Jedes Dritte Kind kommt per Kaiserschnitt: Lieber selbstbestimmt gebären

Der Anteil der Kinder, die per Kaiserschnitt geboren werden, steigt. Die Gründe sind kaum erforscht, doch eine bislang unveröffentlichte Studie hat Anhaltspunkte gefunden.

Immer mehr Neugeborene kommen per Kaiserschnitt zur Welt. Bild: dpa

BREMEN taz | Die Rate der Kaiserschnitte hat erneut zugenommen. 31,9 Prozent aller Geburten endeten laut Statistischem Bundesamt 2010 auf dem Operationstisch – 0,6 Prozentpunkte mehr als 2009. Den höchsten Anteil hatte wieder das Saarland mit 36,6 Prozent, den niedrigsten Sachsen mit 22,9 Prozent.

Keine Schlüsse lassen sich aus der Statistik über die Ursachen für die steigende Rate ziehen, da die Krankenhäuser keine Daten darüber liefern, aus welchen Gründen ein Kaiserschnitt gemacht wurde. In den vergangenen Jahren wiesen vor allem Ärzte darauf hin, dass mehr Frauen danach verlangen würden. Als Vorbild, so die verbreitete Annahme, dienten Prominente, die sich zwischen zwei Auftritten den Termin für die Operation legen, am besten ein paar Wochen vor Geburtstermin, damit sich der Bauch nicht so weit dehnt und die Haut straff bleibt.

Tatsächlich aber sind es vor allem Ängste, wegen denen sich Schwangere zu einem Kaiserschnitt entscheiden, hat die Bielefelder Gesundheitswissenschaftlerin Barbara Baumgärtner herausgefunden. Von ihr stammt die einzige, wenn auch noch unveröffentlichte Forschungsarbeit zum Thema. In 18 Interviews hat sie Erstgebärende während der Schwangerschaft befragt, warum sie keine vaginale Geburt wollen.

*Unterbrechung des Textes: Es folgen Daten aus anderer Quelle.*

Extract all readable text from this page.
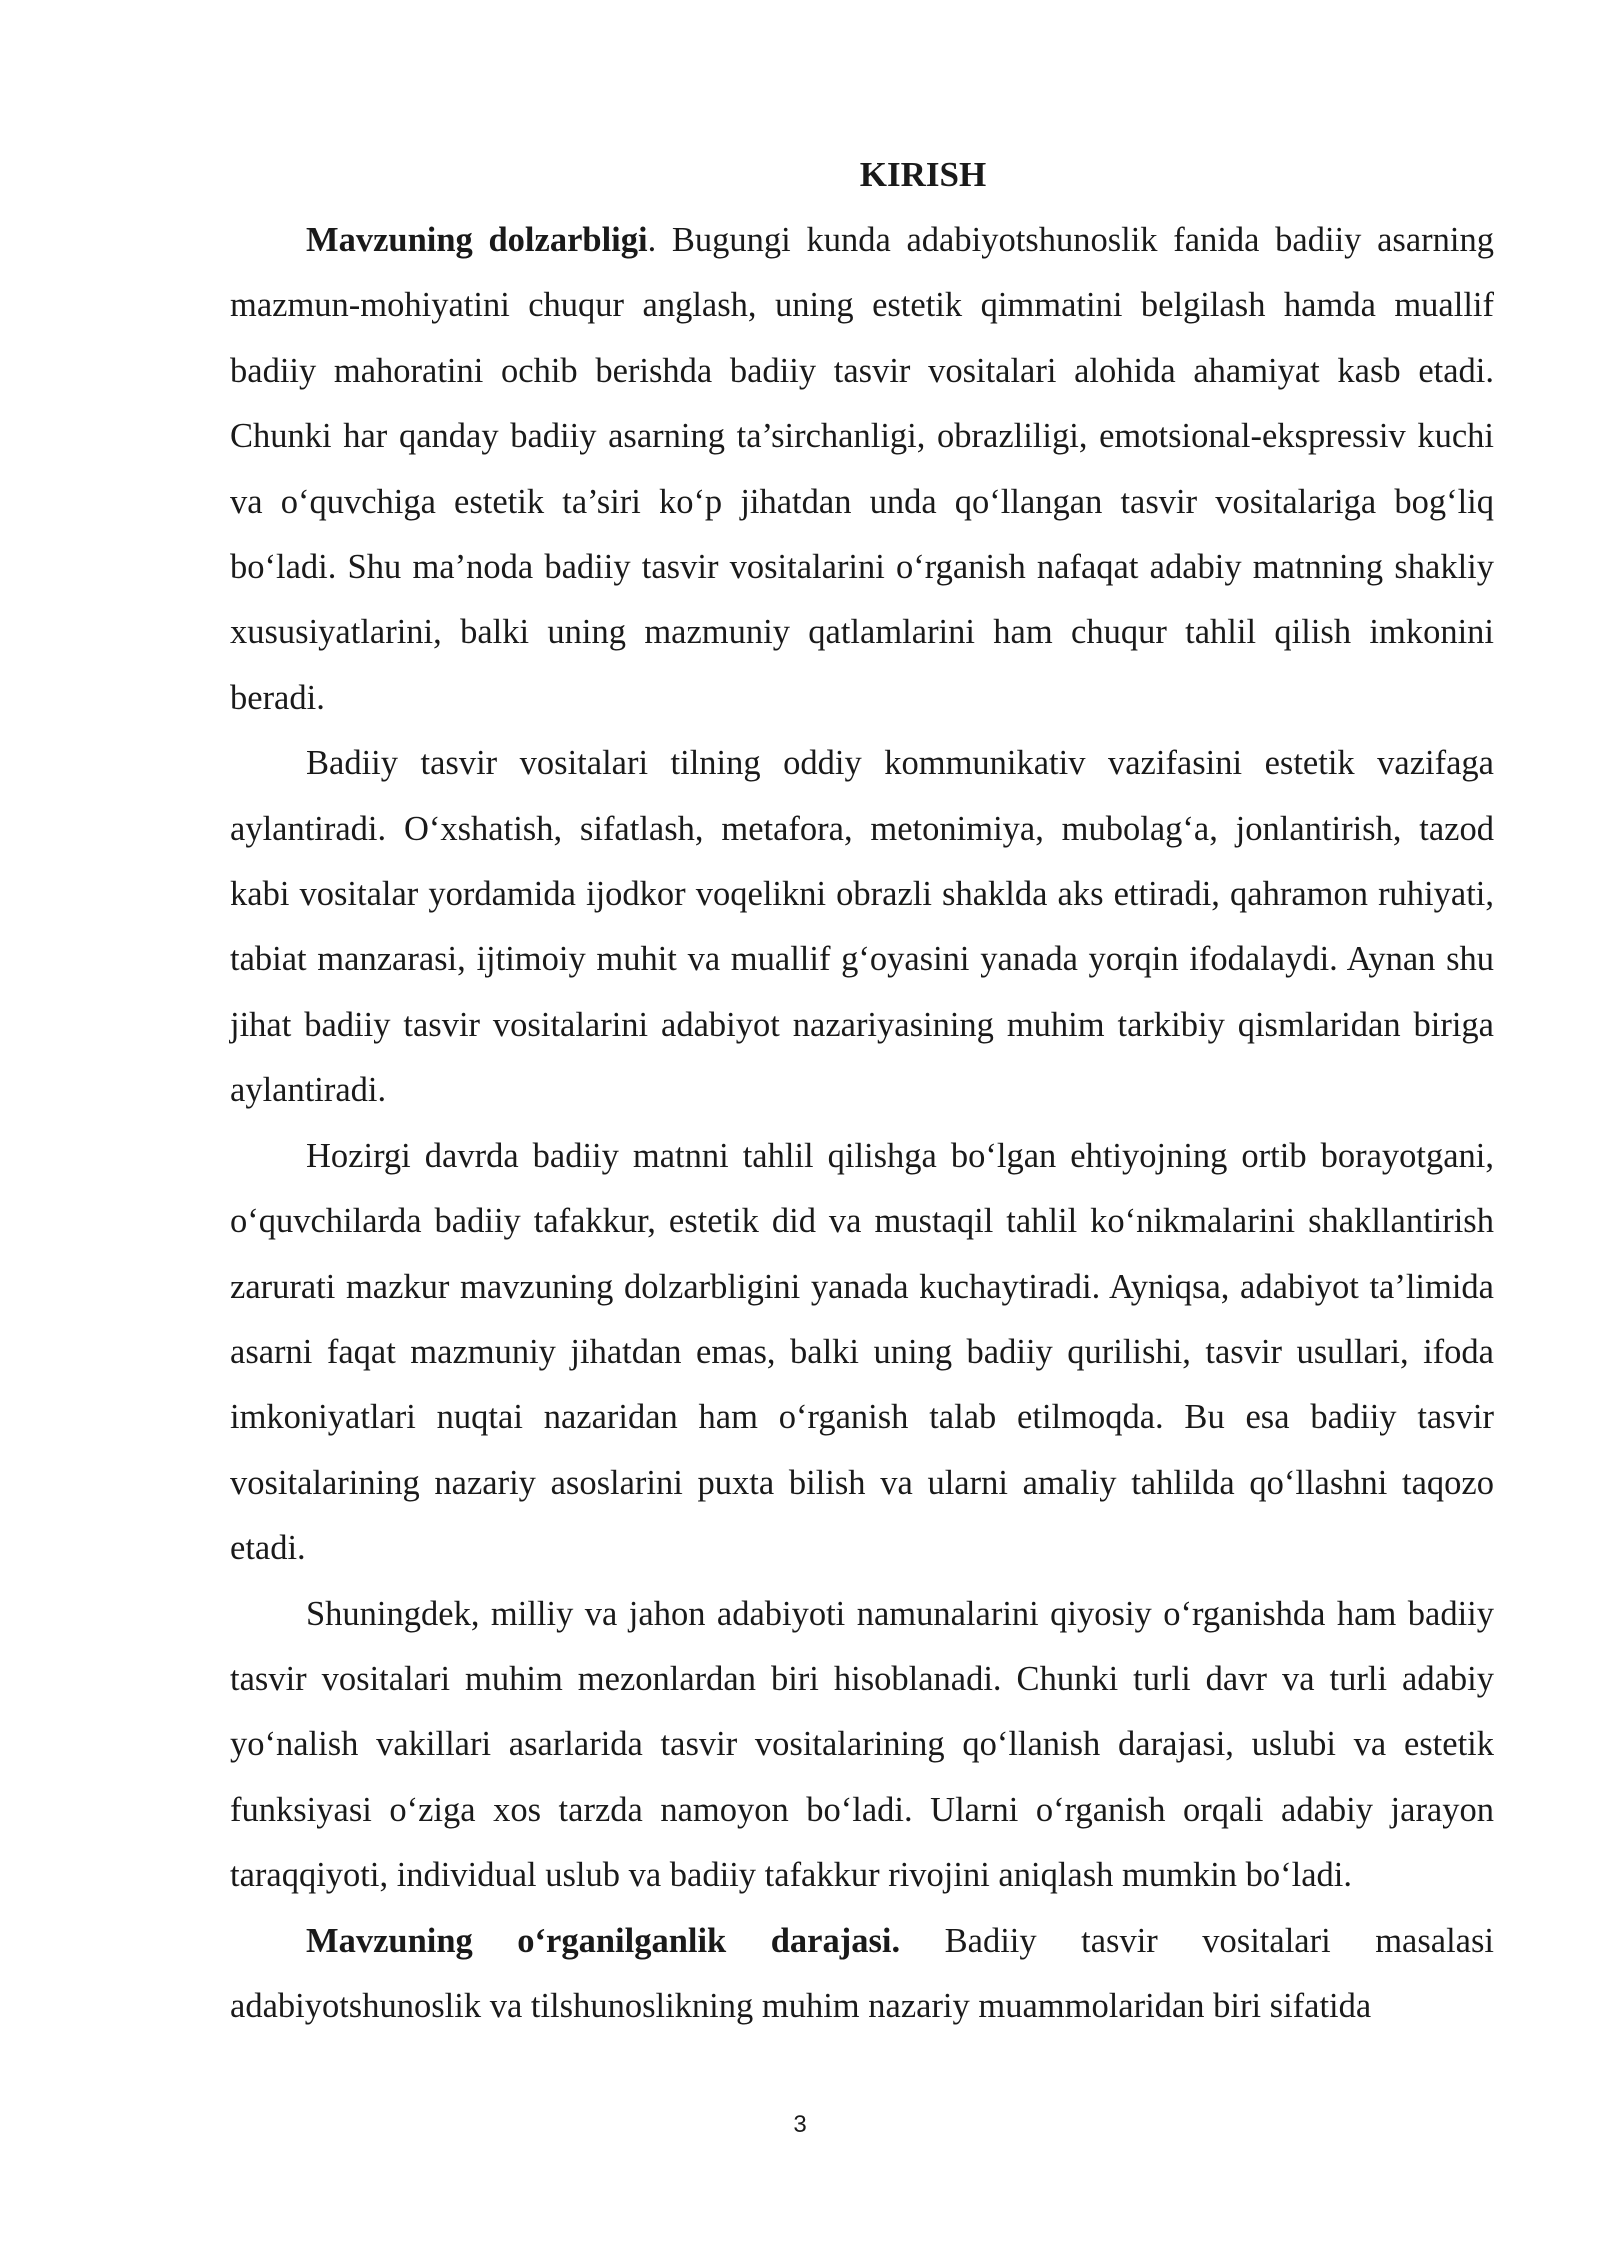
KIRISH

Mavzuning dolzarbligi. Bugungi kunda adabiyotshunoslik fanida badiiy asarning mazmun-mohiyatini chuqur anglash, uning estetik qimmatini belgilash hamda muallif badiiy mahoratini ochib berishda badiiy tasvir vositalari alohida ahamiyat kasb etadi. Chunki har qanday badiiy asarning ta’sirchanligi, obrazliligi, emotsional-ekspressiv kuchi va o‘quvchiga estetik ta’siri ko‘p jihatdan unda qo‘llangan tasvir vositalariga bog‘liq bo‘ladi. Shu ma’noda badiiy tasvir vositalarini o‘rganish nafaqat adabiy matnning shakliy xususiyatlarini, balki uning mazmuniy qatlamlarini ham chuqur tahlil qilish imkonini beradi.

Badiiy tasvir vositalari tilning oddiy kommunikativ vazifasini estetik vazifaga aylantiradi. O‘xshatish, sifatlash, metafora, metonimiya, mubolag‘a, jonlantirish, tazod kabi vositalar yordamida ijodkor voqelikni obrazli shaklda aks ettiradi, qahramon ruhiyati, tabiat manzarasi, ijtimoiy muhit va muallif g‘oyasini yanada yorqin ifodalaydi. Aynan shu jihat badiiy tasvir vositalarini adabiyot nazariyasining muhim tarkibiy qismlaridan biriga aylantiradi.

Hozirgi davrda badiiy matnni tahlil qilishga bo‘lgan ehtiyojning ortib borayotgani, o‘quvchilarda badiiy tafakkur, estetik did va mustaqil tahlil ko‘nikmalarini shakllantirish zarurati mazkur mavzuning dolzarbligini yanada kuchaytiradi. Ayniqsa, adabiyot ta’limida asarni faqat mazmuniy jihatdan emas, balki uning badiiy qurilishi, tasvir usullari, ifoda imkoniyatlari nuqtai nazaridan ham o‘rganish talab etilmoqda. Bu esa badiiy tasvir vositalarining nazariy asoslarini puxta bilish va ularni amaliy tahlilda qo‘llashni taqozo etadi.

Shuningdek, milliy va jahon adabiyoti namunalarini qiyosiy o‘rganishda ham badiiy tasvir vositalari muhim mezonlardan biri hisoblanadi. Chunki turli davr va turli adabiy yo‘nalish vakillari asarlarida tasvir vositalarining qo‘llanish darajasi, uslubi va estetik funksiyasi o‘ziga xos tarzda namoyon bo‘ladi. Ularni o‘rganish orqali adabiy jarayon taraqqiyoti, individual uslub va badiiy tafakkur rivojini aniqlash mumkin bo‘ladi.

Mavzuning o‘rganilganlik darajasi. Badiiy tasvir vositalari masalasi adabiyotshunoslik va tilshunoslikning muhim nazariy muammolaridan biri sifatida

3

Zeitmanagement spielte dabei ebenso wenig eine Rolle wie die Sorge, bei der Geburt eine Dammverletzung zu erleiden oder eine unwillkommene Weitung der Scheide. Die Frauen hätten außerdem genau gewusst, was auf sie und das Kind zukommt – häufig würde ihnen aber das Gegenteil unterstellt. „Denen war klar, dass das Nachteile für sie und das Kind birgt.“

Sorge über fremdbestimmte Geburt

Ausschlaggebend sei vielmehr die Vorstellung von einer fremdbestimmten Geburt gewesen, von „einer unbefriedigenden Interaktion mit dem Personal“, wie es die Wissenschaftlerin beschreibt. „Es ging immer um die Sorge davor, dass über ihren Kopf hinweg Entscheidungen getroffen würden, dass sie als Person mit Bedürfnissen nicht wahrgenommen und auf ihren Intimbereich reduziert würden.“

Diese Ängste seien sehr berechtigt, findet Baumgärtner, die selbst als Hebamme gearbeitet hat. „Diese suggerierte Selbstbestimmung gibt es im Krankenhaus nicht. Sie dürfen entscheiden, ob sie in die Gebärwanne wollen oder lieber in den gelben oder roten Kreißsaal, aber sie werden nicht gefragt, was sie von einem Dammschnitt halten oder ob Sie ein CTG möchten.“

Interessant sei, dass die meisten gesagt hätten, sie könnten sich eine vaginale Geburt vorstellen, wenn sie die Hebamme kennen würden. Baumgärtner plädiert dafür, die Schwangerenvorsorge und die Geburtshilfe ganz in Hebammenhand zu legen. In Holland und Skandinavien, wo dies der Fall ist, ist die Kaiserschnittrate nur halb so hoch wie in Deutschland.